As pathetic as our lives can be sometimes, there is always somebody ready to pile on another problem. We are currently in the middle of a government shutdown because the House can’t get right with the Prez. If we don’t ask someone (and I’m not really sure who we have to ask) to raise our credit card limit, well the entire world economy is going to go to hell in a handbag. The Brits have just announced the minting of a new coin commemorating the birth of the royal baby, which by the way will be available in a denomination at $ 85,000.00 per coin. The city of Corpus Christi has passed an ordinance against distracted driving. The Jenners have split after 22 yrs of marriage.
The first two problems listed above are things I can’t do a thing about. I pretty much have to roll with the punches. I hope that my money is as protected as the money of the people who are causing the problem. I hope that the governing parties are not into some kind of Estonian bond that pays 25% interest and is immune to financial effects from other countries. I hope they have as much to lose as I might have so that I can trust them to not screw things up too bad. In other words, I hope they dont shoot their foot off in an attempt to pee on the other guys boots.
The Brits apparently have nothing to worry about because they are minting a new coin to celebrate the new royal baby. How would you feel if you were third in line of succession and this new kid, who I believe is 5th, gets a coin and you dont get squat. The minting will not affect me in any way because I doubt I will buy one. One of the denominations will be at the $ 85,000.00 level. Who in the wide wide world of spending money foolishly would buy a coin for that amount of money, especially when it was minted for a kid they call Baby George. I predict it wont get much play in Kansas.
Corpus will begin enforcing a new ordinance today. It is aimed at eliminating distracted drivers. You can not talk on a cell phone unless it is of the hands free variety. You can not fix your makeup or apply lip gloss while traveling the expressway at 75 mph. You can not whip-slap one of your kids in the back seat no matter how serious the offense is that the child committed. You can not navigate by GPS even though you are as lost as a hiker in the Big Bend with no compass and no matches. Actually, from here on in, its pretty much hands at 10 and 4 on the wheel and eyes straight ahead. I am not optimistic about this new ordinance doing much to make the streets safer. There will always be the driver who thinks he has to sing while driving or play air guitar while negotiating a U-turn on the freeway.

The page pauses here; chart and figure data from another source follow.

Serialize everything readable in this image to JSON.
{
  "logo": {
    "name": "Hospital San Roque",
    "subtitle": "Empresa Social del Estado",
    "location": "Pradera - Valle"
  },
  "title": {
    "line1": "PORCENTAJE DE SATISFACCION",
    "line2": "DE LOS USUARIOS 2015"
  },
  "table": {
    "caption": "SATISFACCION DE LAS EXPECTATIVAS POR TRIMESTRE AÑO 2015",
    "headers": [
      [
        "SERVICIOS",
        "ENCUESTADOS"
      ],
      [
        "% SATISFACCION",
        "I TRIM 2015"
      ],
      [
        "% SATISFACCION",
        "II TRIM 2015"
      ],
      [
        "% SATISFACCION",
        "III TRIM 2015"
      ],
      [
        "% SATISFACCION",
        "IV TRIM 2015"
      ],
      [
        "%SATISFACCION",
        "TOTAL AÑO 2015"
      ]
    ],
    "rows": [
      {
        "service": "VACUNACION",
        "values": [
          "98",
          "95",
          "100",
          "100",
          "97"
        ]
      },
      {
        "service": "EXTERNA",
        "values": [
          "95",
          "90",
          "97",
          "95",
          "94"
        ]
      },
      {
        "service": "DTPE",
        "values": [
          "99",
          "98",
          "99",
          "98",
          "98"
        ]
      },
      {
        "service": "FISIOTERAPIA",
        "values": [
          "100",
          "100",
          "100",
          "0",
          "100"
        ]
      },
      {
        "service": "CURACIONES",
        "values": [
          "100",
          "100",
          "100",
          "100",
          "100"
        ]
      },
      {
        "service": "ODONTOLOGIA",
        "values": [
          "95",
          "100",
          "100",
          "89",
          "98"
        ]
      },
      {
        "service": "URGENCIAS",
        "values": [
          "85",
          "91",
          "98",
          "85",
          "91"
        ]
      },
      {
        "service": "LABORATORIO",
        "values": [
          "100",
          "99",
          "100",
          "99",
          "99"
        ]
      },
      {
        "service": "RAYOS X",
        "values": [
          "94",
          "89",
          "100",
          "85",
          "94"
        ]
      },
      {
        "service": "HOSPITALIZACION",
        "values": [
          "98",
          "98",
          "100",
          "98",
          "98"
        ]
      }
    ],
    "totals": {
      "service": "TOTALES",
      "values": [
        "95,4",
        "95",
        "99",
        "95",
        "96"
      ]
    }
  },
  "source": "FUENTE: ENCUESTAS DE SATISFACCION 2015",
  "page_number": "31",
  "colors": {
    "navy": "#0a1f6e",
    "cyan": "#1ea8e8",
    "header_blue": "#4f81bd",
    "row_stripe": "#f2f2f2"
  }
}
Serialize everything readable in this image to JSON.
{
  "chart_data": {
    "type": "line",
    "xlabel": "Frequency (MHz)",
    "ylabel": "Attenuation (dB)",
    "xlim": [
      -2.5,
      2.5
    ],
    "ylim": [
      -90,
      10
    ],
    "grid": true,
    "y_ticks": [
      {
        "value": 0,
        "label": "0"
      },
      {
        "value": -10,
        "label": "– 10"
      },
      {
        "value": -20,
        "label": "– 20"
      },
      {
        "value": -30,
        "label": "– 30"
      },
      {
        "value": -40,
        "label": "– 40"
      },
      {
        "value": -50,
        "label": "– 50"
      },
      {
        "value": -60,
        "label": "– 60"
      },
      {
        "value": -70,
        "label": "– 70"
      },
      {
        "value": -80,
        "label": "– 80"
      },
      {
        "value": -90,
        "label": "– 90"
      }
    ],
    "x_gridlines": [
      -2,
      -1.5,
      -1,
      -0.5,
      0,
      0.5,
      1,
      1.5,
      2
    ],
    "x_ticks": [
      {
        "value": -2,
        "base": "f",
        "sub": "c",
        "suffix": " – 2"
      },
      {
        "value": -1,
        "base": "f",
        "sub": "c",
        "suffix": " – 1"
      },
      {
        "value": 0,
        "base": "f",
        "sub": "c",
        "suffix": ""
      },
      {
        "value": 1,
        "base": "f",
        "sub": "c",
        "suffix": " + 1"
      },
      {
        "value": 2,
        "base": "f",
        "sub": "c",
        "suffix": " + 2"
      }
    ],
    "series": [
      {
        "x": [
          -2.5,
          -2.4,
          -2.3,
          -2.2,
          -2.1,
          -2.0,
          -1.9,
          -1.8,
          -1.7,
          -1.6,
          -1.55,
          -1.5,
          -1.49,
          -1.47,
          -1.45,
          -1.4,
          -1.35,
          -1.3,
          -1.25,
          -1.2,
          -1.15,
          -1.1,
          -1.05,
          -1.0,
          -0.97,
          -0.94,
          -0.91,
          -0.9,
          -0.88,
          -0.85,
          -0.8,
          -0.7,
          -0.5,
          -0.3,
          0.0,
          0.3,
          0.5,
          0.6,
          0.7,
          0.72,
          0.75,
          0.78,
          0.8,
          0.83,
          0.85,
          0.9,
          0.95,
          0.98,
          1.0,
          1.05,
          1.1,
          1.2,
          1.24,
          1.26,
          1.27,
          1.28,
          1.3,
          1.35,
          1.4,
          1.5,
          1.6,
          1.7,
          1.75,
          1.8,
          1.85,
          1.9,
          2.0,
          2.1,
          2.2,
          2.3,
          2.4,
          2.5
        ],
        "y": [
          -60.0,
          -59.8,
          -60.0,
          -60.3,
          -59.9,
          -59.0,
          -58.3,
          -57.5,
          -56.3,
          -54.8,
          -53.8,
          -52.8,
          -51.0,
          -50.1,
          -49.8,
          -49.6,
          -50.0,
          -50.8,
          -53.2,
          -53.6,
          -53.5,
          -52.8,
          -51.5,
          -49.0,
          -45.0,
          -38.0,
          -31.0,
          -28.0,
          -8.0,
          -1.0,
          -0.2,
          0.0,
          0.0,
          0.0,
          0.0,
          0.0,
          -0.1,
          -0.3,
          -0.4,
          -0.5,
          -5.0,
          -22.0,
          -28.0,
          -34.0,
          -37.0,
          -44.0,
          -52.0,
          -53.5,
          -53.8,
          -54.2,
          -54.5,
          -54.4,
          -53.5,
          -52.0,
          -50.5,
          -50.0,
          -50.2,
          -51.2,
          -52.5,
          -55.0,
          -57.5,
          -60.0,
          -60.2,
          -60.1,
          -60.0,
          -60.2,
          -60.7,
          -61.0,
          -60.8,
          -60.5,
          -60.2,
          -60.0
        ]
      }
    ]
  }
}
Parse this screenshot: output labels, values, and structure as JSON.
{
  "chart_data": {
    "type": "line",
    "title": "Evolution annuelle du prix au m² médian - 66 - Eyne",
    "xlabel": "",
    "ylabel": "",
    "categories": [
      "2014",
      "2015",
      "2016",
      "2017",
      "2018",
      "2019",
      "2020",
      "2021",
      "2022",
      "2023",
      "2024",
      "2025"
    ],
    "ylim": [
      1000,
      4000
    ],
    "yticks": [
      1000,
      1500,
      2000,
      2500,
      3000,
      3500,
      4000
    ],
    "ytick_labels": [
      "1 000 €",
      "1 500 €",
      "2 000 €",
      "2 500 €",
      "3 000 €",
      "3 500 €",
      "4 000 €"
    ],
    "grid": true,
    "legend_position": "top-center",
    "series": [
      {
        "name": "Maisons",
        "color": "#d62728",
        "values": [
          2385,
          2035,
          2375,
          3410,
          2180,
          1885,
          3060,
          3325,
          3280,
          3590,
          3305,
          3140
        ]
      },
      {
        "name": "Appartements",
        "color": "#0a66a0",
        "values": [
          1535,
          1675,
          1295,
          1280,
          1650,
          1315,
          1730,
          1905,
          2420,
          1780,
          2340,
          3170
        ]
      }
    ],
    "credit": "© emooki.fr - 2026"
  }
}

The Jenners have split. Lord, how did this happen. Such a loving couple who were doing the best they could to raise a family of young serious minded children. I feel sure their show will split off into 2 or more shows comprised of the day to day actions of two families of cretins. I can only hope that the divorce judge permanently bans either party from ever, and I mean to eternity ever, from marrying again. If fact, bar them from dating for the rest of their lives.
With all these things happening here in early October I can only guess what will transpire in the up coming holiday months. I do, however, like the month of November. It contains the Thanksgiving holiday, which affords me the opportunity to consume my favorite food. Turkey and dressing. I might ask some of you readers to comment back to me with some of your family recipes for Thanksgiving side dishes. I love new things.
Chuy the pilgrim
Gary I think the new rule for hands on the wheel is now at ‘9 and 3’ if you have air bags in the car. A wreck in the other position uses your hands/arms to hit your face – possibly breaking nose and glasses.
Barbara is correct on that one! It used to be 10 & 2, but I learned of the change in my defensive driving class. Yes, to erase a ticket, OK? So, want to make something of it?? Come on!